Red Arcadia

Mark Scroggins. Shearsman (SPD, dist.,), $15 trade paper (84p) ISBN 978-1-84861-192-4
Best known for his biography of the monumental American poet Louis Zukofsky, Scroggins has also been gathering power, and vitriol, for his own verse. This third collection promises “No more poems/ as consolation. I want the poem as damage,” and it delivers: challenging free verse with idiosyncratic shapes and lithe jumps from scene to scene, topic to topic, abstraction to example, “thinking... of revolution and despotism,” “of systems subject, political, and private,” where “the end of history./ triumphal apotheosis of the behemoth/ Capital, has been momentarily postponed.” Instances from the ancient world (the fall of Troy) and from up-to-the-minute consumer culture let Scroggins explore the bitter or bittersweet failures of modern global capitalism to provide comfort, or justice, for all.

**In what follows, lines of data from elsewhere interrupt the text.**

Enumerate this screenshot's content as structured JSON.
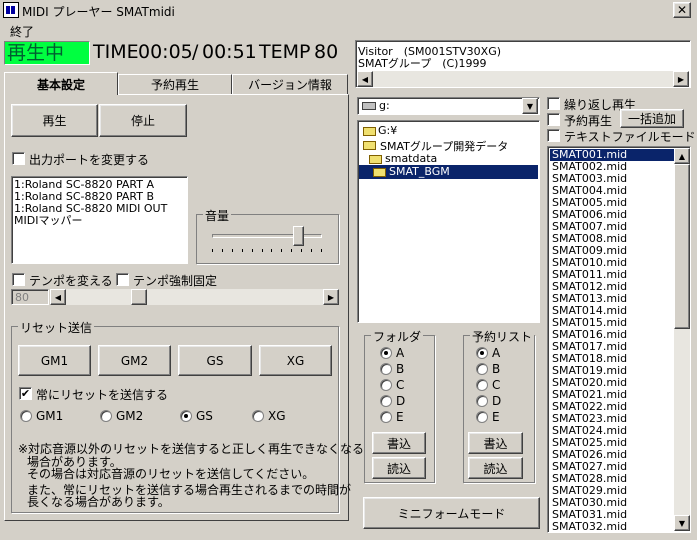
{
  "window": {
    "title": "MIDI プレーヤー SMATmidi",
    "close": "✕"
  },
  "menu": {
    "exit": "終了"
  },
  "status": {
    "state": "再生中",
    "time_label": "TIME",
    "time_current": "00:05",
    "time_sep": "/",
    "time_total": "00:51",
    "tempo_label": "TEMP",
    "tempo_value": "80"
  },
  "tabs": [
    "基本設定",
    "予約再生",
    "バージョン情報"
  ],
  "buttons": {
    "play": "再生",
    "stop": "停止"
  },
  "output_port": {
    "label": "出力ポートを変更する",
    "checked": false,
    "items": [
      "1:Roland SC-8820 PART A",
      "1:Roland SC-8820 PART B",
      "1:Roland SC-8820 MIDI OUT",
      "MIDIマッパー"
    ]
  },
  "volume": {
    "label": "音量",
    "level": 0.78
  },
  "tempo": {
    "change_label": "テンポを変える",
    "force_label": "テンポ強制固定",
    "value": "80",
    "slider": 0.27
  },
  "reset": {
    "group_label": "リセット送信",
    "buttons": [
      "GM1",
      "GM2",
      "GS",
      "XG"
    ],
    "always_label": "常にリセットを送信する",
    "always_checked": true,
    "radios": [
      "GM1",
      "GM2",
      "GS",
      "XG"
    ],
    "selected": "GS",
    "note_line1": "※対応音源以外のリセットを送信すると正しく再生できなくなる",
    "note_line2": "場合があります。",
    "note_line3": "その場合は対応音源のリセットを送信してください。",
    "note_line4": "また、常にリセットを送信する場合再生されるまでの時間が",
    "note_line5": "長くなる場合があります。"
  },
  "info": {
    "line1": "Visitor　(SM001STV30XG)",
    "line2": "SMATグループ　(C)1999"
  },
  "drive": {
    "value": "g:"
  },
  "folders": [
    "G:¥",
    "SMATグループ開発データ",
    "smatdata",
    "SMAT_BGM"
  ],
  "folder_group": {
    "label": "フォルダ",
    "options": [
      "A",
      "B",
      "C",
      "D",
      "E"
    ],
    "selected": "A",
    "write": "書込",
    "read": "読込"
  },
  "reserve_group": {
    "label": "予約リスト",
    "options": [
      "A",
      "B",
      "C",
      "D",
      "E"
    ],
    "selected": "A",
    "write": "書込",
    "read": "読込"
  },
  "mini_button": "ミニフォームモード",
  "options": {
    "repeat": "繰り返し再生",
    "reserve": "予約再生",
    "bulk_add": "一括追加",
    "text_mode": "テキストファイルモード"
  },
  "files": [
    "SMAT001.mid",
    "SMAT002.mid",
    "SMAT003.mid",
    "SMAT004.mid",
    "SMAT005.mid",
    "SMAT006.mid",
    "SMAT007.mid",
    "SMAT008.mid",
    "SMAT009.mid",
    "SMAT010.mid",
    "SMAT011.mid",
    "SMAT012.mid",
    "SMAT013.mid",
    "SMAT014.mid",
    "SMAT015.mid",
    "SMAT016.mid",
    "SMAT017.mid",
    "SMAT018.mid",
    "SMAT019.mid",
    "SMAT020.mid",
    "SMAT021.mid",
    "SMAT022.mid",
    "SMAT023.mid",
    "SMAT024.mid",
    "SMAT025.mid",
    "SMAT026.mid",
    "SMAT027.mid",
    "SMAT028.mid",
    "SMAT029.mid",
    "SMAT030.mid",
    "SMAT031.mid",
    "SMAT032.mid"
  ],
  "colors": {
    "titlebar": "#0a246a",
    "status_bg": "#00ff40",
    "select": "#0a246a"
  }
}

In the money-saturated, partly corrupted society Scroggins envisions, within which he speaks, he can feel “as if all/ our darting attentions were waterbugs on/ a stream of commodities, channel-switching/ infomercials.” Far more sophisticated—and more pessimistic—than most so-called protest poets, Scroggins has figured out how to bring to American writing the intellectually ambitious collages and jeremiads associated with England’s so-called “Cambridge School.” (Oct.)